LITTLE CANADA, Minn. - The moment that will live forever in the lore of Gordie's Place is still fresh in the minds of owners, employees and patrons, but on Monday came a chance to move on.
At 11 a.m. the doors to the popular Little Canada beer and burger stop opened to customers for the first time since May 30, when a pickup plowed through the wall of the establishment and pinned six customers against the bar. Some of them were hospitalized for days following the crash, but all somehow survived.
The bar reopened with little fanfare and a small, somewhat subdued crowd.
"Nothing grand about it, kind of grand the way it closed but not too grand of opening we will just get the doors open," said owner Tom Cossack.
Still, the trauma of the day brings much emotion.
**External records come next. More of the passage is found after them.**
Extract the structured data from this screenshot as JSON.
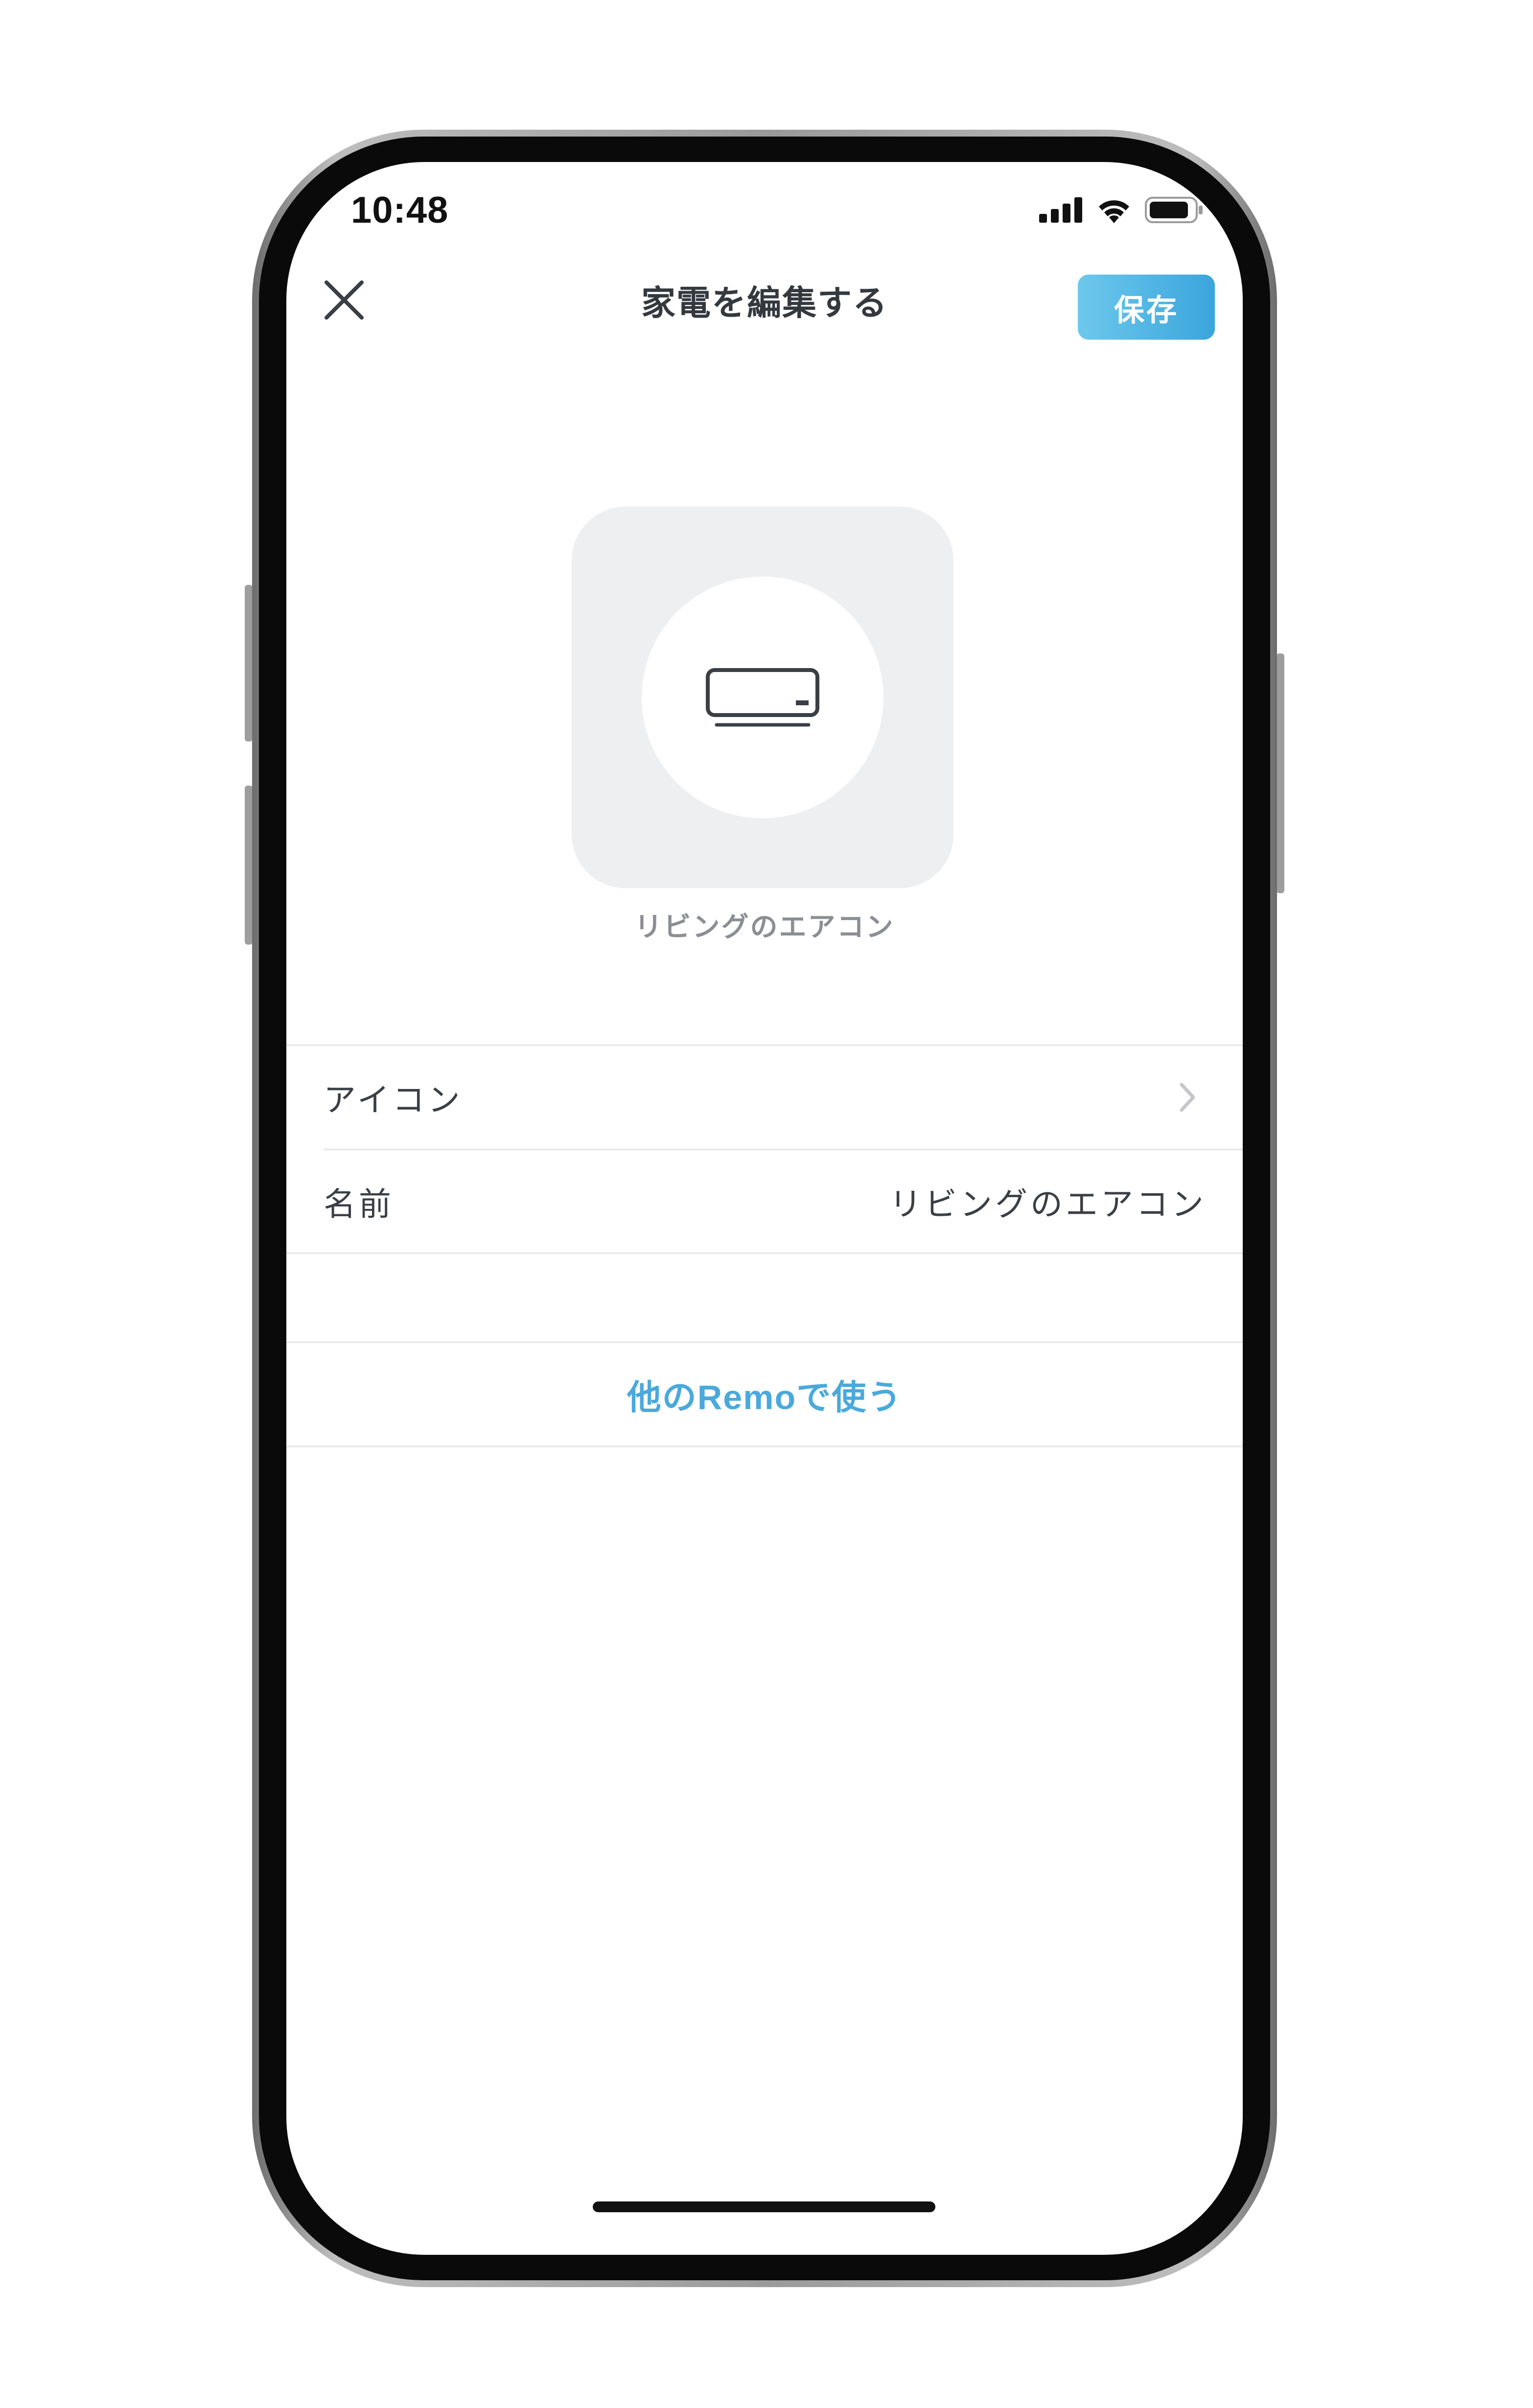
{
  "status_bar": {
    "time": "10:48",
    "icons": [
      "cellular-signal-icon",
      "wifi-icon",
      "battery-icon"
    ]
  },
  "nav": {
    "title": "家電を編集する",
    "close_icon": "close-icon",
    "save_label": "保存"
  },
  "preview": {
    "icon": "air-conditioner-icon",
    "name": "リビングのエアコン"
  },
  "settings": {
    "icon_row": {
      "label": "アイコン",
      "chevron_icon": "chevron-right-icon"
    },
    "name_row": {
      "label": "名前",
      "value": "リビングのエアコン"
    }
  },
  "actions": {
    "use_with_other_remo": "他のRemoで使う"
  },
  "colors": {
    "accent": "#4aa9dc",
    "save_gradient_start": "#6dc8ec",
    "save_gradient_end": "#3aa5dc",
    "tile_background": "#eeeff0",
    "divider": "#e4e5e7",
    "text_primary": "#3a3f45",
    "text_secondary": "#8b8f94"
  }
}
"You cannot look at the film and not believe somebody did not get killed," said Cossack. "We are just very lucky."
Cossack says he repaired the bar from floor to ceiling, with damages above $100,000. The hole in the wall did lead to one new opportunity.
"This will be a welcome addition," pointing to Gordie's new patio deck. "There was a hole in the wall so I didn't have any trouble putting the door," he said.
The bar is also offering new t-shirts available with messages on them that are truly tongue-in-cheek. One reads "I survived Gordie's drive-thru," while others read "I didn't get smashed at Gordie's... this time" and "Gordie's: Not your average hole-in-the-wall."
"You got to have a sense of humor, you got to laugh, and say hey, everybody is alive," said bartender and bar manager, Pat Sazenski, who can be seen diving away from the truck in the video. "Today, I just keep one eye on the window and one eye on the customer."
At least two customers who were struck by the runaway pickup and pinned to the bar were on hand for the reopening but didn't want to talk about what the occasion meant as they are still too traumatized.
Patrons who survived the crash later described the impact like "a bomb going off." The Ramsey County Sheriff's Office spokesman Randy Gustafson says the driver of the pickup, 51-year-old Christine Spiritwolf, is believed to have suffered a diabetic-related medical emergency while driving on Little Canada Road, and will not be charged. She struck a power pole and careened Gordie's Place.
Surveillance tape captured the near-death incident, and catapulted the story into national headlines. People who saw it couldn't believe all the people who sat at the bar quietly chatting that afternoon survived.
Sazenski told KARE 11 days after the crash that Gordie's owner hoped to reopen the joint within a week, but that goal proved to be optimistic. The doors were finally reopened Monday, nearly four weeks after the crash.
Cossack says he just wants to go back to "everyday business", another year in the bar's 80 year history, a bar that gave him his first job six decades ago.
"We are just a plain old little bar in a small community, but a good community," he said.